No problem. Your comments are very welcome!

>> As promised, here's a draft of the proposed
>> "Boost Header And Namespace Policy" (attached)
>> Comments, suggestions, etc. very welcome.
> [...]
>> * Non-core libraries may place a single consolidated convenience
>> header in boost/, forwarding to files of the form
>> boost/<libraryname>/<header>.hpp. Regardless, their documented
>> public components are not in boost/ or namespace boost::
>> For a library named foobar, the convention is as follows:
>> - A single boost/foobar.hpp that forwards to all the headers
>> of foobar:
>> boost/foobar.hpp
> I see a couple of problems with the requirements that *all*
> Boost.Foobar headers be included from boost/foobar.hpp:
> 1. If the library is huge or it consists of several components
> among which the user has to select some for her specific needs,
> having a include-all header can lead to unnecesary compiler
> load.
> 2. Some functionality (serialization comes to mind) is best
> isolated to specific headers that the user has to explicitly
> include to bring that funcionality in, so as to not incur in
> unnecesay dependencies.
> So, I'd prefer that boost/foobar.hpp (if it exists) be
> regarded as a convenience header that includes all the headers
> in Boost.Foobar (when it's OK to do so) *or* a selection of
> the most usual components from the library.

Those are good points.
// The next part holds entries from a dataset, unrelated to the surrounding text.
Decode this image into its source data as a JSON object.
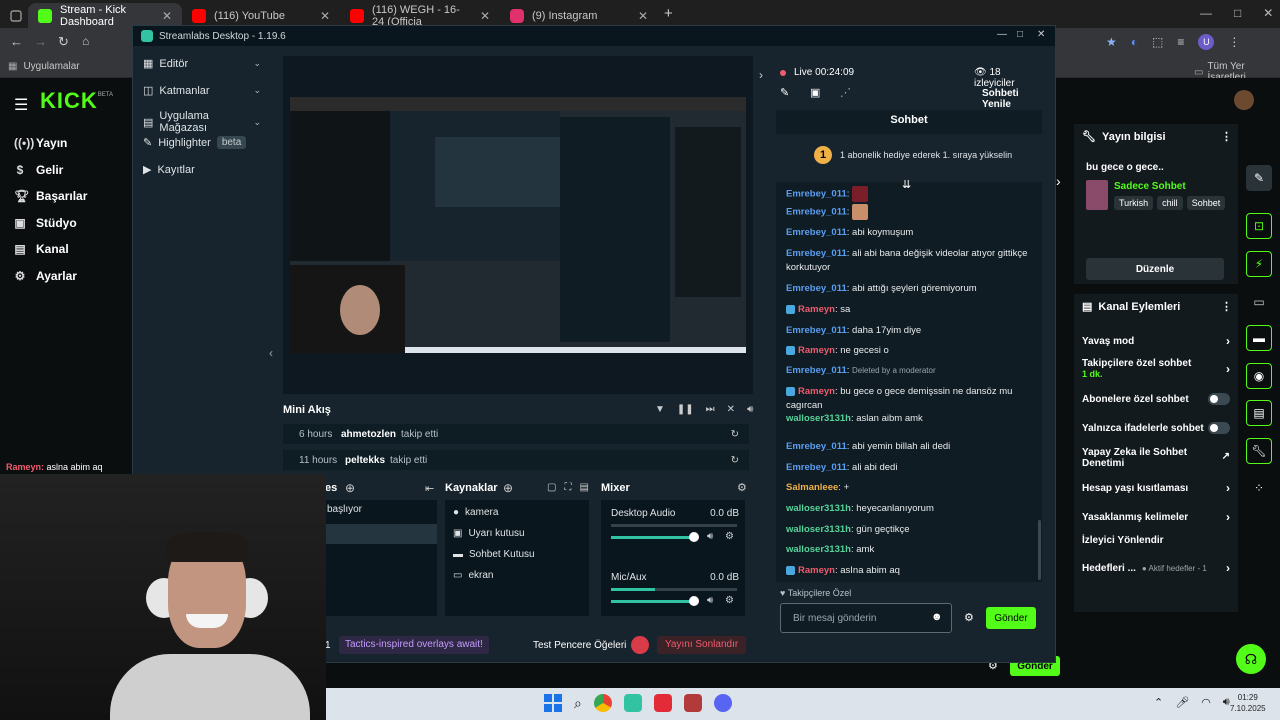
{
  "browser": {
    "tabs": [
      {
        "title": "Stream - Kick Dashboard",
        "color": "#53fc18"
      },
      {
        "title": "(116) YouTube",
        "color": "#ff0000"
      },
      {
        "title": "(116) WEGH - 16-24 (Officia",
        "color": "#ff0000"
      },
      {
        "title": "(9) Instagram",
        "color": "#e1306c"
      }
    ],
    "bookmarks_left": "Uygulamalar",
    "bookmarks_right": "Tüm Yer İşaretleri"
  },
  "kick": {
    "logo": "KICK",
    "logo_badge": "BETA",
    "nav": [
      "Yayın",
      "Gelir",
      "Başarılar",
      "Stüdyo",
      "Kanal",
      "Ayarlar"
    ],
    "overlay_chat": {
      "user": "Rameyn:",
      "text": "aslna abim aq"
    },
    "stream_info": {
      "title": "Yayın bilgisi",
      "stream_title": "bu gece o gece..",
      "category": "Sadece Sohbet",
      "tags": [
        "Turkish",
        "chill",
        "Sohbet"
      ],
      "edit_button": "Düzenle"
    },
    "channel_actions": {
      "title": "Kanal Eylemleri",
      "items": [
        {
          "label": "Yavaş mod",
          "kind": "arrow"
        },
        {
          "label": "Takipçilere özel sohbet",
          "sub": "1 dk.",
          "kind": "arrow"
        },
        {
          "label": "Abonelere özel sohbet",
          "kind": "toggle"
        },
        {
          "label": "Yalnızca ifadelerle sohbet",
          "kind": "toggle"
        },
        {
          "label": "Yapay Zeka ile Sohbet Denetimi",
          "kind": "link"
        },
        {
          "label": "Hesap yaşı kısıtlaması",
          "kind": "arrow"
        },
        {
          "label": "Yasaklanmış kelimeler",
          "kind": "arrow"
        },
        {
          "label": "İzleyici Yönlendir",
          "kind": "none"
        },
        {
          "label": "Hedefleri ...",
          "sub": "Aktif hedefler - 1",
          "kind": "arrow"
        }
      ]
    },
    "bottom_send": "Gönder"
  },
  "streamlabs": {
    "title": "Streamlabs Desktop - 1.19.6",
    "side": [
      {
        "label": "Editör",
        "chev": true
      },
      {
        "label": "Katmanlar",
        "chev": true
      },
      {
        "label": "Uygulama Mağazası",
        "chev": true
      },
      {
        "label": "Highlighter",
        "badge": "beta"
      },
      {
        "label": "Kayıtlar"
      }
    ],
    "mini_feed": {
      "title": "Mini Akış",
      "rows": [
        {
          "time": "6 hours",
          "user": "ahmetozlen",
          "action": "takip etti"
        },
        {
          "time": "11 hours",
          "user": "peltekks",
          "action": "takip etti"
        }
      ]
    },
    "scenes": {
      "title": "es",
      "items": [
        "başlıyor",
        ""
      ]
    },
    "sources": {
      "title": "Kaynaklar",
      "items": [
        "kamera",
        "Uyarı kutusu",
        "Sohbet Kutusu",
        "ekran"
      ]
    },
    "mixer": {
      "title": "Mixer",
      "channels": [
        {
          "name": "Desktop Audio",
          "db": "0.0 dB",
          "level": 0.0
        },
        {
          "name": "Mic/Aux",
          "db": "0.0 dB",
          "level": 0.35
        }
      ]
    },
    "footer": {
      "num": "1",
      "promo": "Tactics-inspired overlays await!",
      "test": "Test Pencere Öğeleri",
      "end": "Yayını Sonlandır"
    },
    "chat_header": {
      "live": "Live",
      "time": "00:24:09",
      "viewers": "18 izleyiciler",
      "refresh": "Sohbeti Yenile",
      "title": "Sohbet"
    },
    "gift_banner": {
      "rank": "1",
      "text": "1 abonelik hediye ederek 1. sıraya yükselin"
    },
    "messages": [
      {
        "user": "Emrebey_011",
        "cls": "u-blue",
        "text": "",
        "emote": "sit"
      },
      {
        "user": "Emrebey_011",
        "cls": "u-blue",
        "text": "",
        "emote": "face"
      },
      {
        "user": "Emrebey_011",
        "cls": "u-blue",
        "text": "abi koymuşum"
      },
      {
        "user": "Emrebey_011",
        "cls": "u-blue",
        "text": "ali abi bana değişik videolar atıyor gittikçe korkutuyor"
      },
      {
        "user": "Emrebey_011",
        "cls": "u-blue",
        "text": "abi attığı şeyleri göremiyorum"
      },
      {
        "user": "Rameyn",
        "cls": "u-red",
        "mod": true,
        "text": "sa"
      },
      {
        "user": "Emrebey_011",
        "cls": "u-blue",
        "text": "daha 17yim diye"
      },
      {
        "user": "Rameyn",
        "cls": "u-red",
        "mod": true,
        "text": "ne gecesi o"
      },
      {
        "user": "Emrebey_011",
        "cls": "u-blue",
        "text": "Deleted by a moderator",
        "deleted": true
      },
      {
        "user": "Rameyn",
        "cls": "u-red",
        "mod": true,
        "text": "bu gece o gece demişssin ne dansöz mu cagırcan"
      },
      {
        "user": "walloser3131h",
        "cls": "u-green",
        "text": "aslan aibm amk"
      },
      {
        "user": "Emrebey_011",
        "cls": "u-blue",
        "text": "abi yemin billah ali dedi"
      },
      {
        "user": "Emrebey_011",
        "cls": "u-blue",
        "text": "ali abi dedi"
      },
      {
        "user": "Salmanleee",
        "cls": "u-orange",
        "text": "+"
      },
      {
        "user": "walloser3131h",
        "cls": "u-green",
        "text": "heyecanlanıyorum"
      },
      {
        "user": "walloser3131h",
        "cls": "u-green",
        "text": "gün geçtikçe"
      },
      {
        "user": "walloser3131h",
        "cls": "u-green",
        "text": "amk"
      },
      {
        "user": "Rameyn",
        "cls": "u-red",
        "mod": true,
        "text": "asIna abim aq"
      }
    ],
    "chat_mode": "Takipçilere Özel",
    "chat_placeholder": "Bir mesaj gönderin",
    "send": "Gönder"
  },
  "taskbar": {
    "time": "01:29",
    "date": "7.10.2025"
  },
  "colors": {
    "kick_green": "#53fc18",
    "sl_bg": "#17242d",
    "sl_accent": "#31c3a2",
    "end_red": "#d93c48"
  }
}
I'll add them in the document.
Fusion too does not have a convenience header, for the
same reason. That's the real intent of this item. Thanks
for clarifying.

>> - foobar components (classes, types, constants etc.) in
>> namespace boost::foobar. Example:
>> namespace boost { namespace foobar
>> {
>> class foo {/*...*/};
>> class bar {/*...*/};
>> }}
> This is not the case at least for one Boost library,
> namely Boost.Tuple, whose associated namespace is boost::tuples,
> with a postfixed 's'. The reason for this anomaly is that
> some compilers have problems with classes living in homonyn
> namespaces, a la boost::foobar::foobar, see

Indeed. I'll add that too. As for all rules, there are exceptions.